D’une certaine manière, un demi siècle plus tard, l’année de la miséricorde célèbre la fidélité de l’Eglise à cette promesse. On se demande parfois si de trop insister sur la miséricorde, on ne risque pas d’oublier l’autre attribut de Dieu qui est la justice. Mais la justice de Dieu ne contredit pas sa miséricorde, c’est même en cela qu’elle consiste! Dieu est juste en étant miséricordieux. Dieu est amour; Il rend donc justice à lui-même – c’est-à-dire, se montre vraiment pour ce qu’il est – quand il est miséricordieux. Bien avant Luther, saint Augustin avait écrit: « La ‘justice de Dieu’ est celle par laquelle sont justes les hommes que Dieu justifie par sa grâce, exactement comme ‘le salut du Seigneur’ (salus Domini) (Sal 3,9) est celui par lequel le Seigneur nous sauve »[2].

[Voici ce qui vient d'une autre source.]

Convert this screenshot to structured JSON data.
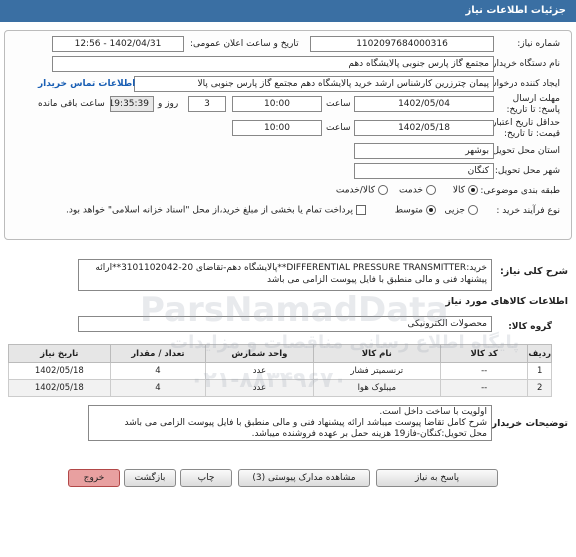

Tout cela n’épuise pas tous les sens de l’expression « justice de Dieu », mais en donne certainement le sens principal. Arrivera un jour où Dieu rendra justice à chacun selon ses propres mérites (cf. Rom 2, 5-10); mais ce n’est pas de cette justice-là dont parle l’apôtre quand il dit: «  Dieu a manifesté en quoi consiste sa justice » (Rom 3, 21). L’une est un événement à venir l’autre un événement présent. Ailleurs, l’apôtre explique: « lorsque Dieu, notre Sauveur, a manifesté sa bonté et son amour pour les hommes, il nous a sauvés, non pas à cause de la justice de nos propres actes, mais par sa miséricorde.” (Tt 3, 4-5). 

1. « Soyez Saints car moi, le Seigneur, je suis saint »

Venons-en maintenant au thème de cette deuxième méditation. Celle-ci est consacrée au chapitre V de Lumen gentium, intitulé « La vocation universelle à la sainteté dans l’Eglise ». Dans les histoires du concile, ce chapitre est évoqué uniquement pour une question, disons, de rédaction. Les nombreux pères conciliaires membres d’ordres religieux avaient demandé avec insistance que la question de la présence des religieux dans l’Eglise soit traitée à part, comme cela avait été fait pour les laïcs. Si bien que ce qui devait être un chapitre unique sur la sainteté de tous les membres de l’Eglise, se transforma en deux chapitres, dont un, le second (VI de LG), consacré spécialement aux religieux[3].

Dès le début, l’appel à la sainteté est formulé en ces termes:

« Dans l’Eglise, tous, qu’ils appartiennent à la hiérarchie ou qu’ils soient régis par elle, sont appelés à la sainteté selon la parole de l’apôtre : « Oui, ce que Dieu veut c’est votre sanctification » (1 Th 4, 3 ; cf. Ep 1, 4) » [4].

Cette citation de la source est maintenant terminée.